Working with PDF documents
There are some special considerations when working with PDF documents, as the PDF format was not conceived for text editing but rather as a layout format for printing, and hence are much bigger files than simple text documents.
Saving PDF files outside the MAXQDA project file
By default, all PDF files smaller than 5 MB will be saved in the project file upon insertion. PDF files larger than 5 MB are not saved in the MAXQDA project itself, but rather in the folder for externally saved files, and generate only a reference to the externally saved data. You can customize the maximum file size as well as the location for externally saved files through MAXQDA’s preferences, which you can access via the gear symbol in the top right corner of MAXQDA.

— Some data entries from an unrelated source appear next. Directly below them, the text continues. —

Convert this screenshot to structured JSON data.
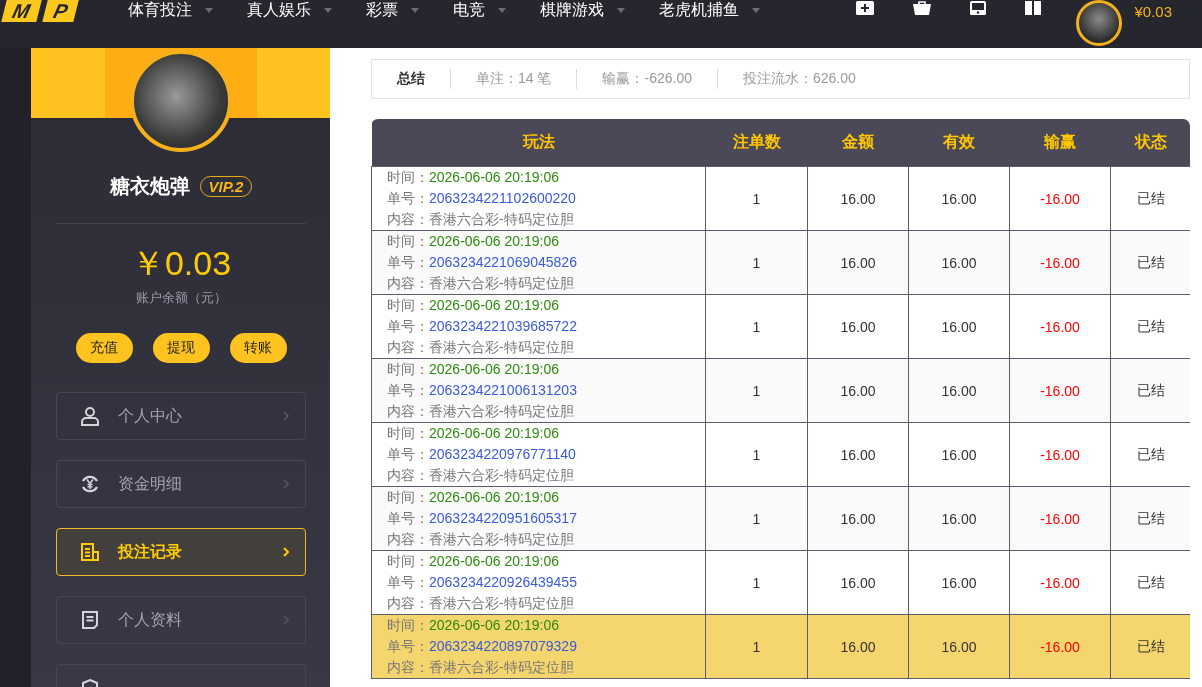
{
  "nav": {
    "logo": [
      "M",
      "P"
    ],
    "items": [
      "体育投注",
      "真人娱乐",
      "彩票",
      "电竞",
      "棋牌游戏",
      "老虎机捕鱼"
    ],
    "balance": "¥0.03"
  },
  "profile": {
    "name": "糖衣炮弹",
    "vip": "VIP.2",
    "balance": "￥0.03",
    "balance_label": "账户余额（元）",
    "actions": [
      "充值",
      "提现",
      "转账"
    ]
  },
  "menu": [
    {
      "label": "个人中心",
      "selected": false
    },
    {
      "label": "资金明细",
      "selected": false
    },
    {
      "label": "投注记录",
      "selected": true
    },
    {
      "label": "个人资料",
      "selected": false
    },
    {
      "selected": false
    }
  ],
  "summary": {
    "title": "总结",
    "items": [
      "单注：14 笔",
      "输赢：-626.00",
      "投注流水：626.00"
    ]
  },
  "table": {
    "columns": [
      "玩法",
      "注单数",
      "金额",
      "有效",
      "输赢",
      "状态"
    ],
    "rows": [
      {
        "time_label": "时间：",
        "time": "2026-06-06 20:19:06",
        "order_label": "单号：",
        "order": "2063234221102600220",
        "content": "内容：香港六合彩-特码定位胆",
        "count": "1",
        "amount": "16.00",
        "valid": "16.00",
        "win": "-16.00",
        "status": "已结",
        "highlighted": false
      },
      {
        "time_label": "时间：",
        "time": "2026-06-06 20:19:06",
        "order_label": "单号：",
        "order": "2063234221069045826",
        "content": "内容：香港六合彩-特码定位胆",
        "count": "1",
        "amount": "16.00",
        "valid": "16.00",
        "win": "-16.00",
        "status": "已结",
        "highlighted": false
      },
      {
        "time_label": "时间：",
        "time": "2026-06-06 20:19:06",
        "order_label": "单号：",
        "order": "2063234221039685722",
        "content": "内容：香港六合彩-特码定位胆",
        "count": "1",
        "amount": "16.00",
        "valid": "16.00",
        "win": "-16.00",
        "status": "已结",
        "highlighted": false
      },
      {
        "time_label": "时间：",
        "time": "2026-06-06 20:19:06",
        "order_label": "单号：",
        "order": "2063234221006131203",
        "content": "内容：香港六合彩-特码定位胆",
        "count": "1",
        "amount": "16.00",
        "valid": "16.00",
        "win": "-16.00",
        "status": "已结",
        "highlighted": false
      },
      {
        "time_label": "时间：",
        "time": "2026-06-06 20:19:06",
        "order_label": "单号：",
        "order": "2063234220976771140",
        "content": "内容：香港六合彩-特码定位胆",
        "count": "1",
        "amount": "16.00",
        "valid": "16.00",
        "win": "-16.00",
        "status": "已结",
        "highlighted": false
      },
      {
        "time_label": "时间：",
        "time": "2026-06-06 20:19:06",
        "order_label": "单号：",
        "order": "2063234220951605317",
        "content": "内容：香港六合彩-特码定位胆",
        "count": "1",
        "amount": "16.00",
        "valid": "16.00",
        "win": "-16.00",
        "status": "已结",
        "highlighted": false
      },
      {
        "time_label": "时间：",
        "time": "2026-06-06 20:19:06",
        "order_label": "单号：",
        "order": "2063234220926439455",
        "content": "内容：香港六合彩-特码定位胆",
        "count": "1",
        "amount": "16.00",
        "valid": "16.00",
        "win": "-16.00",
        "status": "已结",
        "highlighted": false
      },
      {
        "time_label": "时间：",
        "time": "2026-06-06 20:19:06",
        "order_label": "单号：",
        "order": "2063234220897079329",
        "content": "内容：香港六合彩-特码定位胆",
        "count": "1",
        "amount": "16.00",
        "valid": "16.00",
        "win": "-16.00",
        "status": "已结",
        "highlighted": true
      }
    ]
  }
}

Coding text and image segments
Text and image segments in PDF documents can be coded with the mouse. Select and create a frame around the desired segments to subsequently code them. MAXQDA does not distinguish between text and image encodings in regard to code frequency; however in the Coding Query when searching for overlap, the query will search independently for overlap/intersection in text and image documents. Overlap between text segments and image segments will be ignored. The “Near” function for image segments always returns a result of 0, both in the Complex Coding Query and the Code Relations Browser.

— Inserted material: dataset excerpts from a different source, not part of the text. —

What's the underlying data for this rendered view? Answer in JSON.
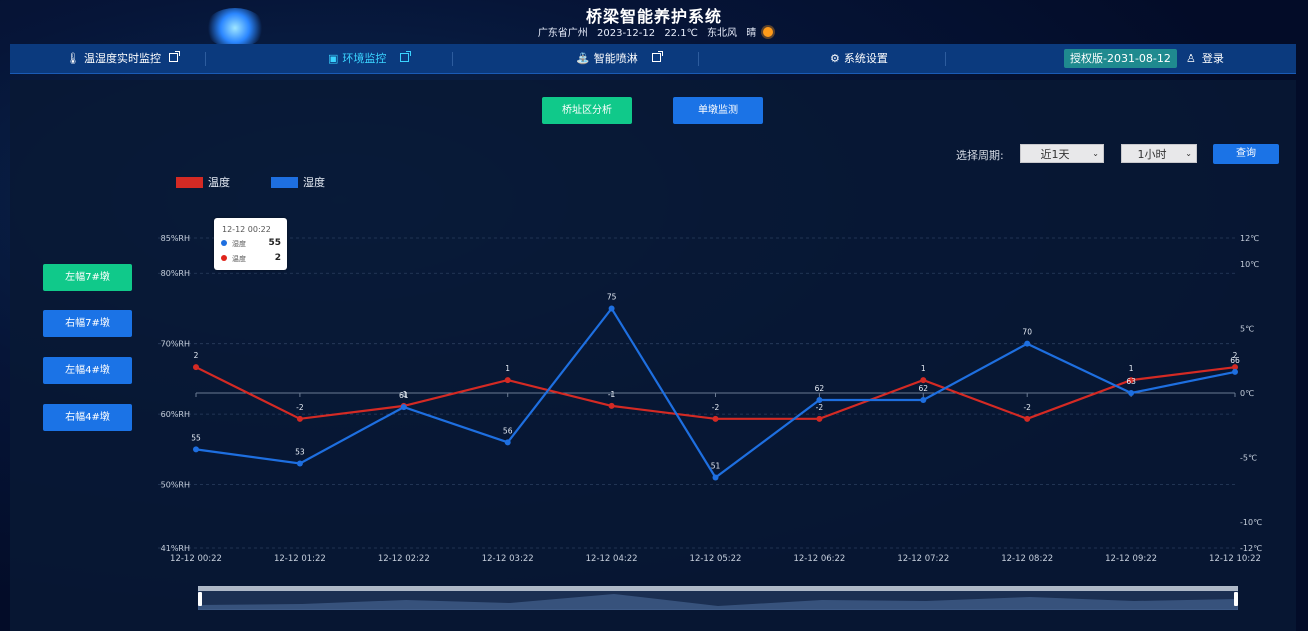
{
  "header": {
    "title": "桥梁智能养护系统",
    "location": "广东省广州",
    "date": "2023-12-12",
    "temperature": "22.1℃",
    "wind": "东北风",
    "weather": "晴",
    "weather_icon": "sun-icon"
  },
  "nav": {
    "items": [
      {
        "label": "温湿度实时监控",
        "icon": "thermometer-icon"
      },
      {
        "label": "环境监控",
        "icon": "monitor-icon",
        "active": true
      },
      {
        "label": "智能喷淋",
        "icon": "sprinkler-icon"
      },
      {
        "label": "系统设置",
        "icon": "gear-icon"
      }
    ],
    "license": "授权版-2031-08-12",
    "login": "登录"
  },
  "top_buttons": {
    "left": "桥址区分析",
    "right": "单墩监测"
  },
  "side_buttons": [
    "左幅7#墩",
    "右幅7#墩",
    "左幅4#墩",
    "右幅4#墩"
  ],
  "filter": {
    "label": "选择周期:",
    "period": "近1天",
    "interval": "1小时",
    "query": "查询"
  },
  "legend": {
    "temperature": "温度",
    "humidity": "湿度"
  },
  "tooltip": {
    "time": "12-12 00:22",
    "rows": [
      {
        "name": "湿度",
        "value": "55",
        "color": "#1e6fe0"
      },
      {
        "name": "温度",
        "value": "2",
        "color": "#e0251b"
      }
    ]
  },
  "colors": {
    "temperature": "#d42a24",
    "humidity": "#1e6fe0",
    "accent_green": "#10c98a",
    "accent_blue": "#1b73e6"
  },
  "chart_data": {
    "type": "line",
    "x": [
      "12-12 00:22",
      "12-12 01:22",
      "12-12 02:22",
      "12-12 03:22",
      "12-12 04:22",
      "12-12 05:22",
      "12-12 06:22",
      "12-12 07:22",
      "12-12 08:22",
      "12-12 09:22",
      "12-12 10:22"
    ],
    "series": [
      {
        "name": "温度",
        "axis": "right",
        "unit": "℃",
        "values": [
          2,
          -2,
          -1,
          1,
          -1,
          -2,
          -2,
          1,
          -2,
          1,
          2
        ]
      },
      {
        "name": "湿度",
        "axis": "left",
        "unit": "%RH",
        "values": [
          55,
          53,
          61,
          56,
          75,
          51,
          62,
          62,
          70,
          63,
          66
        ]
      }
    ],
    "left_axis": {
      "ticks": [
        "85%RH",
        "80%RH",
        "70%RH",
        "60%RH",
        "50%RH",
        "41%RH"
      ],
      "ylim": [
        41,
        85
      ]
    },
    "right_axis": {
      "ticks": [
        "12℃",
        "10℃",
        "5℃",
        "0℃",
        "-5℃",
        "-10℃",
        "-12℃"
      ],
      "ylim": [
        -12,
        12
      ]
    },
    "grid": true,
    "legend_position": "top-left"
  }
}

If a text is in the format of a scanned PDF file, Optical Character Recognition or OCR, a text recognition process, must carried out beforehand. This process makes it possible to mark and code the text, otherwise it would be possible only to mark images.
Absence of paragraphs in PDF files
PDF documents, unlike text documents, have no paragraph structure per se. MAXQDA functions that rely on the paragraph structure can therefore not be used in PDF documents. These functions include, among others, automatic coding with the parameters “Sentence” or “Paragraph”, as well as the “Near” function for segments in the Complex Coding Query and Code Matrix Browser.
Navigating through the “Document Browser”
As soon as a PDF document is displayed in the Document Browser, several clickable icons will appear in the toolbar. You can flip forward and backward, adjust the zoom and use the bookmarks for navigation (many PDF files have several bookmarks, e.g. one per chapter).